Michael Frank, an assistant professor of psychology and director of the Laboratory for Neural Computation and Cognition at The University of Arizona, headed a team whose results are reported in the Oct. 1 issue of Early Edition, a Web site hosted by the Proceedings of the National Academy of Sciences.
Frank and his colleagues found links to learning behaviors in three separate genes associated with dopamine. Dopamine is a neurotransmitter, a chemical in the brain that is often associated with pleasure, learning and other behaviors. Several neurological disorders, such as Parkinson's disease, are also linked to abnormal levels of dopamine.
Frank's study points to fundamental genetic differences between "positive" and "negative" learners.
"All three genes affect brain dopamine functioning, but in different ways, and in different parts of the brain," Frank said. "The genes predicted people's ability to learn from both the positive and negative outcomes of their decisions."
Two of the genes – DARPP-32 and DRD2 – predicted learning about the average, long-term probability of rewards and punishments, not unlike your personal preference for why, for example, you might choose steak over salmon.
"When making these kinds of choices, you do not explicitly recall each individual positive and negative outcome of all of your previous such choices. Instead, you often go with your gut, which may involve a more implicit representation of the probability of rewarding outcomes based on past experience," Frank said.
The DARPP-32 and DRD2 genes control dopamine function in a region of the brain called the striatum, thought to be necessary for this kind of implicit reward learning. A third gene, COMT, did not predict long-term reward or punishment learning, but instead predicted a person's tendencies to change choice strategies after a single instance of negative feedback. Frank said this gene affects dopamine function in the prefrontal cortex of the brain, the area associated with conscious processing and working memory. This would be akin to switching from steak to salmon upon remembering your last experience with overdone steak.
The overall research program was designed to test a computer model that simulates the key roles of dopamine in reinforcement learning in different parts of the brain, as motivated by a body of biological research.
"The reason we looked at these three individual genes in the first place, out of a huge number of possible genes, is that we have a computer model that examines how dopamine mediates these kinds of reinforcement processes in the striatum and prefrontal cortex," Frank said. "The model makes specific predictions on how subtle changes in different aspects of dopamine function can affect behavior, and one way to get at this question is to test individual genes."
Among the evidence incorporated in the model and motivating the genetic study is research showing that bursts of dopamine production follow in the wake of unexpected rewards. Conversely, dopamine production declines when rewards are expected but not received.
To test their hypothesis, the researchers collected DNA from 69 healthy people who were asked to perform a computerized learning program. The volunteers were asked to pick one of two Japanese characters that appeared on a screen and were "rewarded" for a "correct" response, and "punished" for an "incorrect" one.

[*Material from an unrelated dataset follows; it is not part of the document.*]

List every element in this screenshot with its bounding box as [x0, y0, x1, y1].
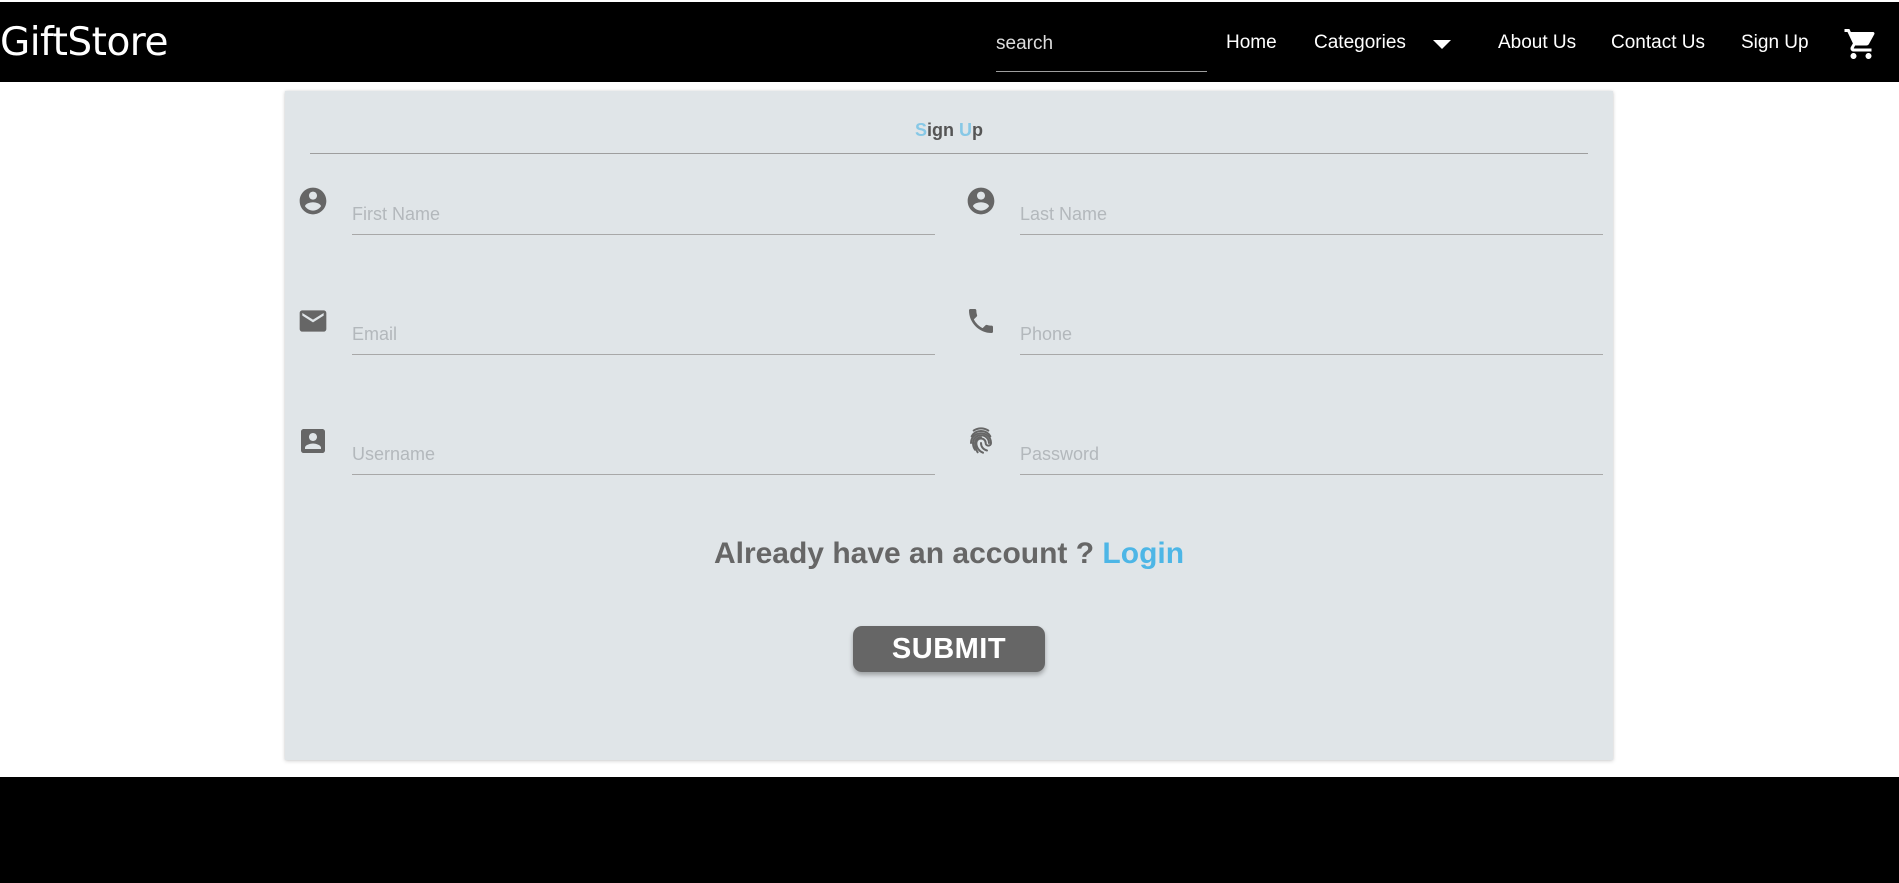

Frank said more research is needed to confirm that genetic effects are accompanied by brain-related changes in behavior. But, he said, the research offers insights into the genetic basis for learning differences and insights into improving human cognition and learning, both normal and abnormal.
"Understanding how dopaminergic variations affects learning and decision-making processes may have substantial implications for patient populations, such as (those with) Parkinson's disease, attention-deficit hyperactivity disorder and schizophrenia," Frank said. "The genetics might also help us identify individuals who might gain from different types of learning environments in the classroom."